I can see from the dashboard that TN crashed at about 0300 this morning. It has recovered (one of my five apps didn’t restart successfully and a USB stick didn’t remount properly).
I had some email alerts, this first one at midnight (note that CRUZER128 is an unused Sandisk USB stick which I plugged in a few days ago to see if it would suit for some experiments with docker etc. but it has remained unused and unneeded):
The first email at 00:00
TrueNAS @ truenas
New alerts:
Pool CRUZER128 state is ONLINE: One or more devices has experienced an error resulting in data corruption. Applications may be affected.
I then had six successful backups to a second NAS elsewhere; these happened at 03:00 this morning as per the usual schedule.
The next email at 03:18:
TrueNAS @ truenas
New alert:
Pool CRUZER128 state is OFFLINE: None
The following alert has been cleared:
Pool CRUZER128 state is ONLINE: One or more devices has experienced an error resulting in data corruption. Applications may be affected.
I have just run @joeschmuck 's Multi-Report (it runs every Friday and it was all OK but I thought I should check, seeing as it is no longer Friday!) and it again reports that all is well.
Other than that, I don’t know where to begin to find out why this happened, the first instance in three or four years of using TN of an unplanned restart.
I haven’t tried anything else, not wanting to mess up any TN logs etc. so I would very much welcome some guidance.
Thanks in advance for any simpleton-level guidance. If it helps, I would like to file a bug report if relevant to do so.
Successfully exported/disconnected CRUZER128. All data on that pool was destroyed
I hope to find out what caused the crash & reboot. I’d presume that a simple USB stick failure (in some manner) shouldn’t have taken the whole TrueNAS appliance with it, so I presume there’s another cause which either upset the USB stick and also caused a reboot, or the USB stick aspect is a coincidence (which seems unlikely).
Nah, it shouldn’t take down the whole system, but it’s unclear what the problem was. I don’t know if there’s some sort of odd hardware failure with it that could have caused a kernel panic.
The error could be the result of something else that caused the reboot.
Still, I’d start with removing unused hardware Hopefully resolves it, and if not we’ll have it ruled out…
USB drives (of whatever type) can disconnect and then (with the default failmode setting of wait) your TrueNAS system hangs. Alternative settings for failmode are panic which you probably don’t want, and continue which is probably what you do want.
It is unclear from the details you provided whether the system rebooted or simply recovered the USB connection, but I assume that you have checked the up-time and found it was a reboot. This is IMO likely to have been done by a hardware watchdog time noting that the system was unresponsive and rebooting it.

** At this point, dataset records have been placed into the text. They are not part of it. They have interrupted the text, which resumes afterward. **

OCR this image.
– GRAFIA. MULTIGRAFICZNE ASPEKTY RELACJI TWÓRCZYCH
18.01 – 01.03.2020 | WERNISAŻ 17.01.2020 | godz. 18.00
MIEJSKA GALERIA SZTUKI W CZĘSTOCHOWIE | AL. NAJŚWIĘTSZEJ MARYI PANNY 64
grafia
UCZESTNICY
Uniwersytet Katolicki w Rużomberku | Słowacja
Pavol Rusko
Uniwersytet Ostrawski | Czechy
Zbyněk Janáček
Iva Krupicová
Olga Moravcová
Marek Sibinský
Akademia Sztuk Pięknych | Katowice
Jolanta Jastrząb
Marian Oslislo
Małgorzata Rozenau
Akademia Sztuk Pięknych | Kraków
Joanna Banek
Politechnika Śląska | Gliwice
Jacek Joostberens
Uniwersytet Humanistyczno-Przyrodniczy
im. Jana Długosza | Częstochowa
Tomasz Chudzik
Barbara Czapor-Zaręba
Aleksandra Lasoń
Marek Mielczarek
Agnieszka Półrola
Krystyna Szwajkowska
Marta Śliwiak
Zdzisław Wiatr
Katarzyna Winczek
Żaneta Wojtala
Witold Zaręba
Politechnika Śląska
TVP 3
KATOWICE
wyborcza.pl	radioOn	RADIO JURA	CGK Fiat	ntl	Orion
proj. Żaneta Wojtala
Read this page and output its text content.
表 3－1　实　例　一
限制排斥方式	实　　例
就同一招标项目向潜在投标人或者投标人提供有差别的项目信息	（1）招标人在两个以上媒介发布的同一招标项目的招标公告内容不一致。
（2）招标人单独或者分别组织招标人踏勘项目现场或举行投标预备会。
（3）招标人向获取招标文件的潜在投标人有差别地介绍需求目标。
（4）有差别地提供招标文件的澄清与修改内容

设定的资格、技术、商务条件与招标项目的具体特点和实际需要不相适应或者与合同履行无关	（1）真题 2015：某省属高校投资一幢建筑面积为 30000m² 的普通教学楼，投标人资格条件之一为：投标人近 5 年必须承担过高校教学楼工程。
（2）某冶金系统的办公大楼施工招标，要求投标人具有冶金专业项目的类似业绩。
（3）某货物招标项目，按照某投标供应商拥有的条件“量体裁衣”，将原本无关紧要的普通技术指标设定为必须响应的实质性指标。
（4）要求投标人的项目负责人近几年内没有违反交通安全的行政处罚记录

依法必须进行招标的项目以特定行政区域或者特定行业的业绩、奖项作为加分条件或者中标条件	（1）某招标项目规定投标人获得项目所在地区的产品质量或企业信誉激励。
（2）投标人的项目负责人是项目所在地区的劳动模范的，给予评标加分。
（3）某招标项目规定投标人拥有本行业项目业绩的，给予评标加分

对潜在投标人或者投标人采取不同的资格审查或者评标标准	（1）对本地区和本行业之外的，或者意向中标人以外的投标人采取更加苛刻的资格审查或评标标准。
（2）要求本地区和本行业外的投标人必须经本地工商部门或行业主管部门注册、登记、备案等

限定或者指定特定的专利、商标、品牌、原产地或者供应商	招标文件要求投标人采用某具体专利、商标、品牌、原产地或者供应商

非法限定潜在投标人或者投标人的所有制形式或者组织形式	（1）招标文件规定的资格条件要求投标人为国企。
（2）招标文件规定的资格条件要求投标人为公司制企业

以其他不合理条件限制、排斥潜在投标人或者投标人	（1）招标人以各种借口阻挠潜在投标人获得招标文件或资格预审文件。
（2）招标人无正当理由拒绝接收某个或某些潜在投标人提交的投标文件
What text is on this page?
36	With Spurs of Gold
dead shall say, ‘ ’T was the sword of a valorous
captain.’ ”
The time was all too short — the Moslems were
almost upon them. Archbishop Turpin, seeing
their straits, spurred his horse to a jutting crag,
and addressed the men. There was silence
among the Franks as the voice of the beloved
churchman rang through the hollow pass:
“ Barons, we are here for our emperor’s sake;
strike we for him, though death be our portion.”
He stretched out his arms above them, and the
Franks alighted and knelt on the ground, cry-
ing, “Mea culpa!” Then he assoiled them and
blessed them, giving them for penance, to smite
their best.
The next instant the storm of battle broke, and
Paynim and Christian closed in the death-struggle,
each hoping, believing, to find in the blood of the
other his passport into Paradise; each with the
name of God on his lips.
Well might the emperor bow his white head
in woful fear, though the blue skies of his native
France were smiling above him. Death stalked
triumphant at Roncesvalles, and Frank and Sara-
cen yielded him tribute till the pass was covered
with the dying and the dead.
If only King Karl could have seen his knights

It’s interesting to learn what can happen with USB problems. I won’t be using sticks to experiment with again! (I knew it was a bad idea and it’s not something i have tried before). Thanks for this overview.
What other details ought I to have provided? I thought the uptime and the change in CPU burden coinciding would be sufficient detail but where could I find something which is better proof of a reboot?
Perhaps I should have also posted this screenshot:
edit: by looking at less /var/log/messages I could see info being written every few seconds of every minute, up until this gap:
Mar 9 03:12:44 truenas kernel: br-629e16e0258b: port 1(vethc9e5e67) entered disabled state
Mar 9 03:17:14 truenas syslog-ng[3302]: syslog-ng starting up; version='3.38.1'
I presume that those missing four and a half minutes coincide with the crash & reboot (but unfortunately there’s no info in-between, of course, to show what caused it).
Thanks for these ideas. The only aspect which has changed is me using that CRUZER128 USB stick … the other h/w is unaltered (and the various official apps are presumably “docker isolated” and very unlikely to be responsible).
I think the best experiment, for now, is to leave things alone, not use any USB sticks (it was a bad idea) and see if it crashes again. I think it will be OK.
Are there any other logs which I ought to investigate? I suppose it is unrealistic to hope to find a log entry which says "USB failure - I'm going to crash soon" or similar “smoking gun” evidence!